A stuntman sitting on a tree limb wishes to drop vertically onto a horse galloping under the tree. The constant speed of the horse is 11.0 m/s, and the man is initially 2.45 m above the level of the saddle. (a) What must be the horizontal distance between the saddle and limb when the man makes his move?

Answer 1

Answer:

7.78 meters

Explanation:

So, lets just pretend we are working in a vacuum, like in (almost) all physics problems.
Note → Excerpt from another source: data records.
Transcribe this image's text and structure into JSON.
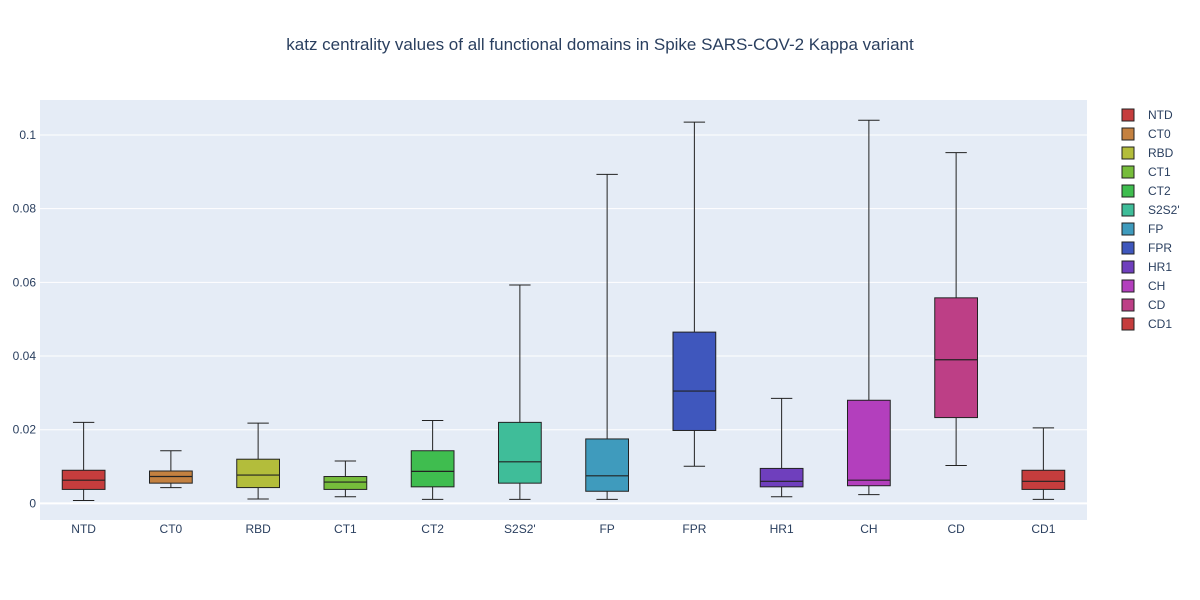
{
  "chart_data": {
    "type": "box",
    "title": "katz centrality values of all functional domains in Spike SARS-COV-2 Kappa variant",
    "xlabel": "",
    "ylabel": "",
    "ylim": [
      -0.0045,
      0.1095
    ],
    "yticks": [
      0,
      0.02,
      0.04,
      0.06,
      0.08,
      0.1
    ],
    "ytick_labels": [
      "0",
      "0.02",
      "0.04",
      "0.06",
      "0.08",
      "0.1"
    ],
    "grid": true,
    "legend_position": "right",
    "series": [
      {
        "name": "NTD",
        "color": "#c53d3d",
        "min": 0.0008,
        "q1": 0.0038,
        "median": 0.0063,
        "q3": 0.009,
        "max": 0.022
      },
      {
        "name": "CT0",
        "color": "#c48140",
        "min": 0.0043,
        "q1": 0.0055,
        "median": 0.0073,
        "q3": 0.0088,
        "max": 0.0143
      },
      {
        "name": "RBD",
        "color": "#b3bd3b",
        "min": 0.0012,
        "q1": 0.0043,
        "median": 0.0077,
        "q3": 0.012,
        "max": 0.0218
      },
      {
        "name": "CT1",
        "color": "#76bd3b",
        "min": 0.0018,
        "q1": 0.0038,
        "median": 0.0058,
        "q3": 0.0073,
        "max": 0.0115
      },
      {
        "name": "CT2",
        "color": "#3fbd4f",
        "min": 0.0011,
        "q1": 0.0045,
        "median": 0.0087,
        "q3": 0.0143,
        "max": 0.0225
      },
      {
        "name": "S2S2'",
        "color": "#3fbd99",
        "min": 0.0011,
        "q1": 0.0055,
        "median": 0.0113,
        "q3": 0.022,
        "max": 0.0593
      },
      {
        "name": "FP",
        "color": "#3f9bbd",
        "min": 0.0011,
        "q1": 0.0033,
        "median": 0.0075,
        "q3": 0.0175,
        "max": 0.0893
      },
      {
        "name": "FPR",
        "color": "#3f57bd",
        "min": 0.0101,
        "q1": 0.0198,
        "median": 0.0305,
        "q3": 0.0465,
        "max": 0.1035
      },
      {
        "name": "HR1",
        "color": "#6f3fbd",
        "min": 0.0018,
        "q1": 0.0045,
        "median": 0.006,
        "q3": 0.0095,
        "max": 0.0285
      },
      {
        "name": "CH",
        "color": "#b33fbd",
        "min": 0.0024,
        "q1": 0.0048,
        "median": 0.0063,
        "q3": 0.028,
        "max": 0.104
      },
      {
        "name": "CD",
        "color": "#bd3f86",
        "min": 0.0103,
        "q1": 0.0233,
        "median": 0.039,
        "q3": 0.0558,
        "max": 0.0952
      },
      {
        "name": "CD1",
        "color": "#c53d3d",
        "min": 0.0011,
        "q1": 0.0038,
        "median": 0.006,
        "q3": 0.009,
        "max": 0.0205
      }
    ]
  }
}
So, we must find how much time will take to the man fall the height to the saddle to know how far away must be the saddle to be right under the limb at the right time.
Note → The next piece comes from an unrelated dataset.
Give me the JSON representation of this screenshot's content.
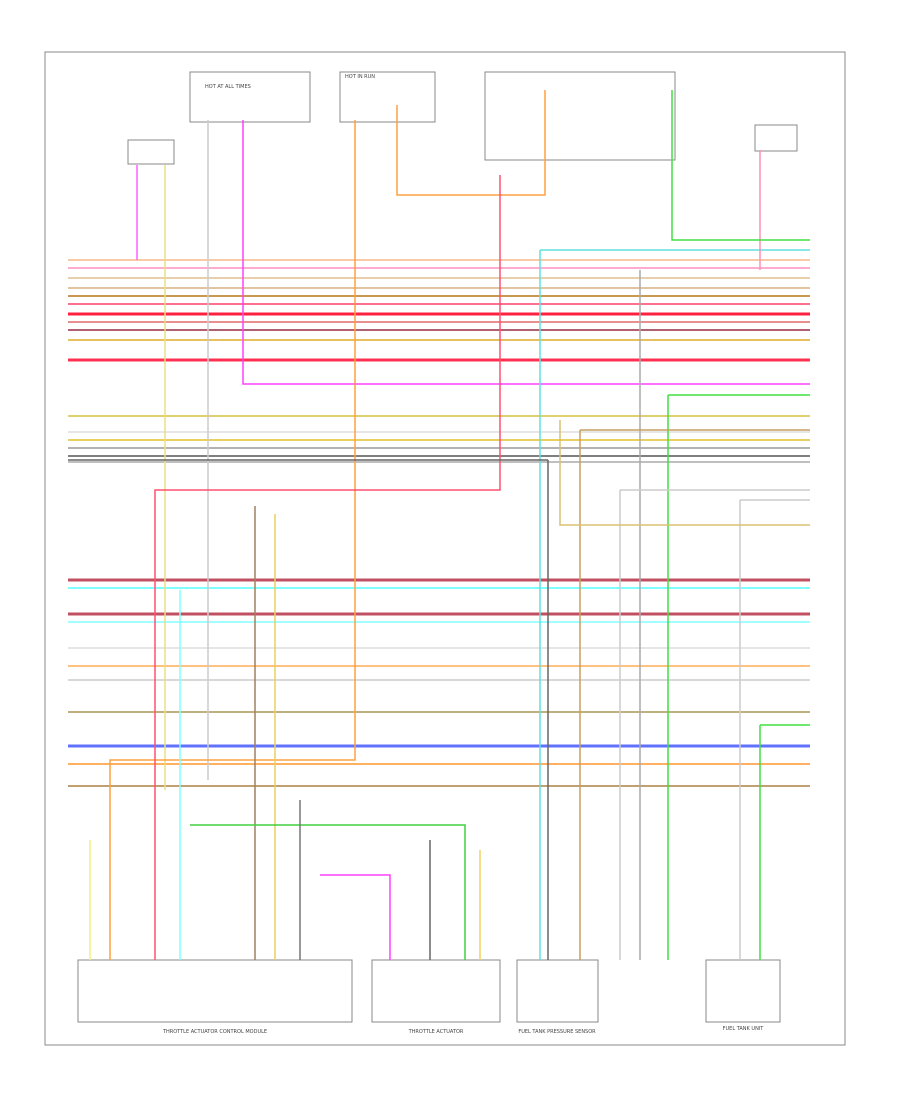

So, we can use kinematics relationships. We know the for a 1D movement, with constant acceleration, the equation its:

$y(t) \ = \ y_0 \ + \ v_0 \ * \ t \ +\frac{1}{2} \ a \ t^2$

For our problem, the initial position its the height from which the man jumps,  

$y_o \ = 2.45 \m$, the final position

$y(t_{fall})$ must be the level of the saddle

$y(t_{fall}) \ = 0 \ m$,

the initial velocity must be

$v_0 \ = \ 0 \ \frac{m}{s}$,

and the acceleration its the gravitational pull,

$a \ = \ - \ g \ = \ - \ 9.8 \ \frac{m}{s^2}$.

So, we get:

$0\ = \ 2.45 \ m \ + \ 0 \ * \ t \ - \frac{1}{2} \ g \ t_{fall}^2$

$0\ = \ 2.45 \ m \ - \frac{1}{2} \ g \ t_{fall}^2$

$- \ 2.45 \ m \ = - \frac{1}{2} \ g \ t_{fall}^2$

$\ 2.45 \ m \ = \frac{1}{2} \ g \ t_{fall}^2$

$2 \ * \ 2.45 \ m \ = \ g \ t_{fall}^2$

$\frac{ 2 \ * \ 2.45 \ m}{g} \ = t_{fall}^2$

$\sqrt{ \frac{ 2 \ * \ 2.45 \ m}{g} } \ = \ t_{fall}$

So, we can calculate this an get

$t_{fall} \ = \sqrt{ \frac{ 2 \ * \ 2.45 \ m}{9.8 \frac{m}{s^2} } }$

$t_{fall} \ = \sqrt{ \frac{1}{2} }$

Now, we know how much time will take for the man to fall to the level of the saddle. If the horse is galloping to a constant speed of

$v_h \ = \ 11.0 \ \frac{m}{s}$,

in the time $t__{fall}$ the horse travels a distance

$d_h \ = \ v_h * t_{fall}$

$d_h \ = \ 11.0 \ \frac{m}{s} * \sqrt{ \frac{1}{2} }$

$d_h \ = \ 7.78 \ m$

And this must be the distance we are looking for. So, the saddle and the limb must be at 7.78 meters when the man makes his move.